44Toutefois, les ecclésiastiques s’attachaient essentiellement, dans leurs travaux, à la vie religieuse et à l’histoire de l’institution paroissiale. Il n’était guère de monographie qui ne comportât une liste des titulaires successifs de la succursale (accompagnée parfois de celle de leurs vicaires), et une longue description de l’église. Mais c’était aussi la teneur du discours qui contribuait à ce recentrage sur le religieux. Les curés – ou leurs alliés conservateurs − faisaient l’apologie de la civilisation médiévale, s’efforçaient de réhabiliter la monarchie chrétienne, dénonçaient les ravages de l’esprit laïque… Et rappelaient la dimension religieuse des appartenances territoriales et des identités de village : « L’amour du clocher a, semble-t-il, sa source dans l’esprit de famille cimenté par le lien religieux. C’est parce qu’on s’est marié à l’église, qu’on a fait baptiser ses enfants à l’église, qu’on a conduit à l’église le deuil de ses parents, avant d’accompagner leur dépouille mortelle au champ de l’éternel repos, c’est pour cela que la vue du clocher éveille en nous tant de souvenirs, les uns tristes, les autres heureux108. »
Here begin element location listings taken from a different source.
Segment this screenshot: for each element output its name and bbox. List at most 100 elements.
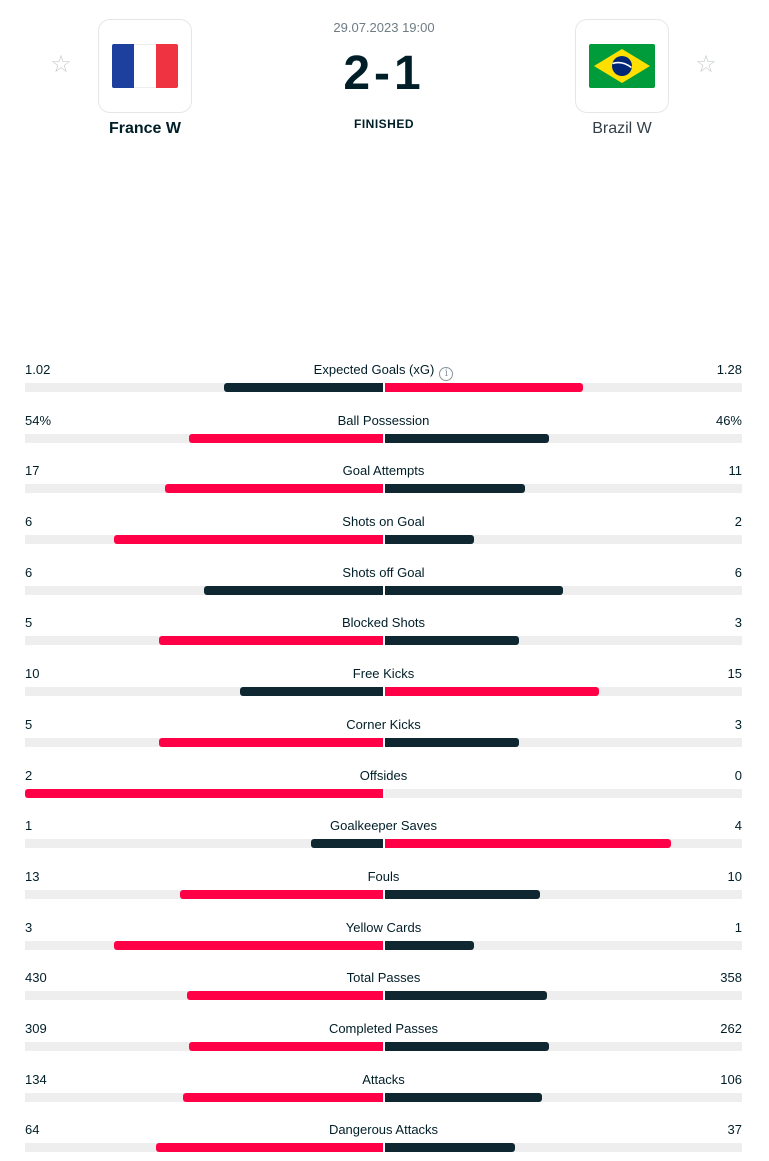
stat-row: 10 Free Kicks 15	[25, 666, 742, 717]
stat-away-value: 1.28	[716, 362, 742, 377]
away-team-logo[interactable]	[575, 19, 669, 113]
stat-bar-track-away	[384, 737, 742, 747]
stat-bar-fill-home	[189, 433, 383, 443]
stat-bars	[25, 1092, 742, 1102]
stat-category-label: Blocked Shots	[341, 615, 426, 631]
flag-brazil-icon	[589, 44, 655, 88]
stat-home-value: 2	[25, 767, 33, 783]
stat-category-label: Shots off Goal	[342, 564, 425, 580]
stat-away-value: 10	[727, 868, 742, 884]
stat-category-label: Corner Kicks	[346, 716, 421, 732]
stat-bar-track-away	[384, 991, 742, 1001]
stat-bar-track-away	[384, 433, 742, 443]
stat-away-value: 4	[734, 818, 742, 834]
home-team-logo[interactable]	[98, 19, 192, 113]
stat-bar-track-home	[25, 636, 383, 646]
match-score: 2-1	[343, 47, 425, 100]
stat-home-value: 10	[25, 666, 40, 682]
stat-away-value: 6	[734, 564, 742, 580]
stat-bar-fill-away	[384, 1143, 516, 1153]
stat-labels: 5 Blocked Shots 3	[25, 615, 742, 631]
stat-bar-track-away	[384, 383, 742, 392]
stat-category: Attacks	[25, 1072, 742, 1088]
stat-bar-fill-away	[384, 889, 540, 899]
stat-bar-track-home	[25, 839, 383, 849]
stat-bar-track-home	[25, 383, 383, 392]
stat-row: 134 Attacks 106	[25, 1072, 742, 1123]
stat-away-value: 3	[734, 716, 742, 732]
stat-home-value: 6	[25, 564, 33, 580]
stat-category-label: Goalkeeper Saves	[330, 818, 437, 834]
stat-home-value: 309	[25, 1020, 47, 1036]
stat-bar-track-away	[384, 788, 742, 798]
stat-bar-fill-home	[239, 687, 383, 697]
stat-bar-track-away	[384, 687, 742, 697]
favorite-home-star-icon[interactable]: ☆	[50, 51, 72, 78]
stat-bar-track-away	[384, 636, 742, 646]
stat-category: Goal Attempts	[25, 463, 742, 479]
stat-category-label: Dangerous Attacks	[328, 1122, 439, 1138]
stat-category: Goalkeeper Saves	[25, 818, 742, 834]
stat-bars	[25, 585, 742, 595]
stat-category-label: Goal Attempts	[342, 463, 425, 479]
stat-bar-track-away	[384, 1041, 742, 1051]
stat-category: Shots off Goal	[25, 565, 742, 581]
stat-bar-track-home	[25, 737, 383, 747]
favorite-away-star-icon[interactable]: ☆	[695, 51, 717, 78]
info-icon[interactable]: i	[439, 367, 454, 381]
stat-category: Expected Goals (xG) i	[25, 362, 742, 381]
stat-row: 6 Shots on Goal 2	[25, 514, 742, 565]
stat-labels: 430 Total Passes 358	[25, 970, 742, 986]
stat-bar-track-away	[384, 1092, 742, 1102]
stat-category: Blocked Shots	[25, 615, 742, 631]
stat-row: 54% Ball Possession 46%	[25, 413, 742, 464]
stat-row: 5 Blocked Shots 3	[25, 615, 742, 666]
stat-away-value: 358	[720, 970, 742, 986]
stat-home-value: 1	[25, 818, 33, 834]
stat-bar-track-away	[384, 535, 742, 545]
stat-bars	[25, 1143, 742, 1153]
stat-bars	[25, 636, 742, 646]
stat-bar-track-home	[25, 687, 383, 697]
stat-row: 17 Goal Attempts 11	[25, 463, 742, 514]
stat-bars	[25, 991, 742, 1001]
stat-away-value: 37	[727, 1122, 742, 1138]
stat-away-value: 11	[728, 463, 743, 479]
stat-away-value: 262	[720, 1020, 742, 1036]
stat-bar-track-away	[384, 484, 742, 494]
flag-france-icon	[112, 44, 178, 88]
stat-category-label: Offsides	[359, 767, 408, 783]
stat-bar-fill-away	[384, 484, 525, 494]
stat-bars	[25, 940, 742, 950]
stat-home-value: 134	[25, 1071, 47, 1087]
home-team-name[interactable]: France W	[108, 120, 181, 137]
stat-away-value: 1	[734, 919, 742, 935]
stat-bar-fill-away	[384, 585, 564, 595]
stat-bars	[25, 889, 742, 899]
stat-bar-fill-away	[384, 991, 547, 1001]
stat-row: 6 Shots off Goal 6	[25, 565, 742, 616]
stat-home-value: 13	[25, 868, 40, 884]
stat-bars	[25, 484, 742, 494]
stat-category: Ball Possession	[25, 413, 742, 429]
away-team-name[interactable]: Brazil W	[592, 120, 652, 137]
stat-category-label: Total Passes	[346, 970, 421, 986]
stat-category-label: Fouls	[367, 868, 400, 884]
stat-bar-track-home	[25, 433, 383, 443]
stat-bar-track-away	[384, 1143, 742, 1153]
stat-bar-track-away	[384, 889, 742, 899]
stat-away-value: 2	[734, 514, 742, 530]
stat-home-value: 54%	[25, 412, 52, 428]
stat-bar-track-away	[384, 585, 742, 595]
stat-away-value: 3	[734, 615, 742, 631]
stat-home-value: 64	[25, 1122, 40, 1138]
stat-bars	[25, 383, 742, 392]
stat-bar-fill-away	[384, 1092, 543, 1102]
stat-row: 309 Completed Passes 262	[25, 1021, 742, 1072]
stat-labels: 134 Attacks 106	[25, 1072, 742, 1088]
stat-bar-fill-away	[384, 535, 474, 545]
stat-bars	[25, 839, 742, 849]
stat-category: Dangerous Attacks	[25, 1122, 742, 1138]
stat-bar-fill-home	[187, 991, 383, 1001]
45L’administration des sacrements venait sanctionner l’inscription des fidèles dans la communauté paroissiale : « C’est là que nous avons reçu le baptême, fait la première communion, c’est à l’ombre de la croix de notre cimetière que reposent nos ancêtres et que nous irons dormir nous-mêmes notre dernier sommeil109. »
46Quelques lignes de description suffisaient parfois à rappeler que « l’Église c’est le centre, le cœur de la commune. [Que] là où est l’Église, là est le village110 ». « Ses maisons, écrivait Alfred de Caix dans une courte présentation du bourg d’Écouché [Orne], sont serrées autour de l’église monumentale qui les domine et semble les protéger. Comme des sentinelles avancées, on aperçoit, au premier plan, l’hospice et sa chapelle, et, plus loin, une autre chapelle s’élevant au milieu des sépultures. Ce sont autant de témoins de la foi des générations passées111. » L’historiographie cléricale se plaisait à définir la paroisse comme un recoin de la France « fécondé par la grâce de Jésus-Christ », « illustré par l’action de l’Église112 ». Par conséquent, écrire l’histoire d’un village, c’était non seulement « ranimer dans les cœurs l’amour du clocher », mais encore « faire aimer la religion sainte113 ».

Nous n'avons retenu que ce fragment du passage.